Cancelled flights, long queues at airports and lost baggage ― it is turning out to be a stressful summer for some holidaymakers.
It is enough to make one yearn for the simpler, more carefree days of aviation, as this photograph shows.
This was Abu Dhabi’s first airport, in the early 1960s. The facilities consisted of a windsock, fuel drum and a fire extinguisher. A rudimentary “no smoking” sign can be seen on the right.
The photograph was taken by David Riley, a British citizen who lived here then, just as a Gulf Aviation flight, most probably from Bahrain, touched down. Gulf Aviation step ladders in the centre of the photograph were used by passengers to disembark. From there, Land Rovers typically took visitors over sand tracks to the town. Just out of shot is the old terminal building.
“It was early evening as I landed and I can still see the sun low in the sky going down over a view of the soft sand, a few palm trees and the occasional barasti house with the Ruler’s Palace [Qasr Al Hosn] in the distance,” Riley says of his first arrival into Abu Dhabi in 1962.
“Some would say it was very ‘romantic'. I must confess I did wonder where I had come to at the time,” he says.
But Riley, who is now back in the UK, says, "I needn’t have worried as it is one of the most enjoyable places I have lived and worked”.
There was only a small expatriate community in Abu Dhabi then. The Club opened in 1962 and construction of the Beach Hotel, Abu Dhabi’s first, finished the same year. The first shipments of oil also left from the emirate in 1962. Riley recalled a few small shops selling basic supplies ― tinned food, cigarettes, condensed milk and rice ― when he first arrived, but at the time a lot of fresh food was flown in on these daily flights from Bahrain.

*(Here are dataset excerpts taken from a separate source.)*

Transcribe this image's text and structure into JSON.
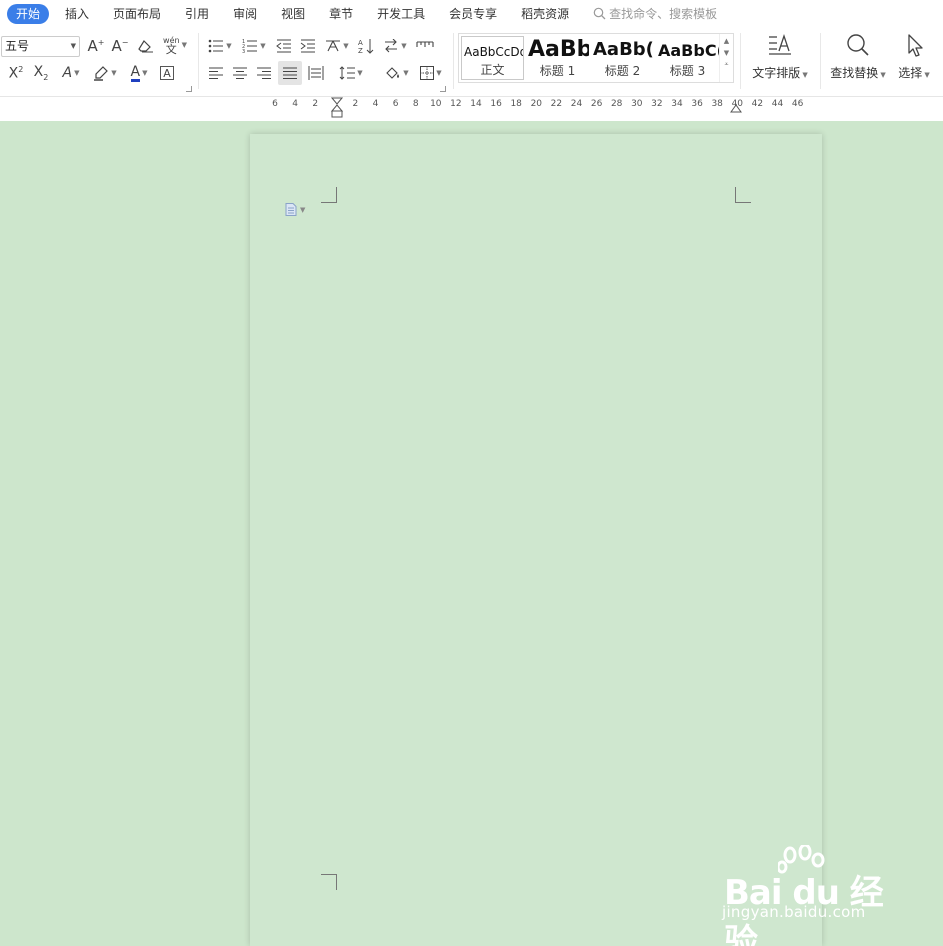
{
  "tabs": [
    {
      "label": "开始",
      "active": true
    },
    {
      "label": "插入"
    },
    {
      "label": "页面布局"
    },
    {
      "label": "引用"
    },
    {
      "label": "审阅"
    },
    {
      "label": "视图"
    },
    {
      "label": "章节"
    },
    {
      "label": "开发工具"
    },
    {
      "label": "会员专享"
    },
    {
      "label": "稻壳资源"
    }
  ],
  "search": {
    "placeholder": "查找命令、搜索模板"
  },
  "font": {
    "size": "五号",
    "phonetic": "wén"
  },
  "styles": [
    {
      "preview": "AaBbCcDd",
      "label": "正文"
    },
    {
      "preview": "AaBb",
      "label": "标题 1"
    },
    {
      "preview": "AaBb(",
      "label": "标题 2"
    },
    {
      "preview": "AaBbC(",
      "label": "标题 3"
    }
  ],
  "buttons": {
    "text_layout": "文字排版",
    "find_replace": "查找替换",
    "select": "选择"
  },
  "ruler": {
    "ticks": [
      "6",
      "4",
      "2",
      "2",
      "4",
      "6",
      "8",
      "10",
      "12",
      "14",
      "16",
      "18",
      "20",
      "22",
      "24",
      "26",
      "28",
      "30",
      "32",
      "34",
      "36",
      "38",
      "40",
      "42",
      "44",
      "46"
    ]
  },
  "watermark": {
    "logo_text": "Bai du 经验",
    "url": "jingyan.baidu.com"
  },
  "colors": {
    "accent": "#3a7ee8",
    "doc_background": "#cde6cc",
    "page_background": "#cfe7cf",
    "font_color_underline": "#1f3fbf"
  }
}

“Going to the landing strip in the late afternoon to meet the flight from Bahrain was one of the things one did,” says Riley, who worked for the British Bank of the Middle East, which became part of HSBC.
“It was quite common to meet friends there who were in a similar situation. It was also a good opportunity to see who was coming in.”
Riley previously recalled an incident one night when an injured oil worker was taken from a desert camp to Abu Dhabi at night. Because the air strip was not lit, several people drove to the airfield in their Land Rovers and lit it up using their vehicle headlamps, allowing the pilot to take off for Bahrain where the stricken man received life-saving treatment.
But time has moved on. Gulf Aviation has become Gulf Air, while Abu Dhabi’s airport moved to Al Bateen in the late 1960s before shifting to its current off-island location in January, 1982. More than six decades on, Abu Dhabi airport expects at least 10.7 million passengers to pass through its main airport in 2022, more than double last year’s number as business surges back after the Covid-19 pandemic. A huge new terminal ― Midfield ― is also taking shape.
The original terminal building, meanwhile, still stands today in the grounds of Abu Dhabi Media off Sultan bin Zayed the First and Al Salsabeel Street. It is a gentle reminder of simpler aviation times.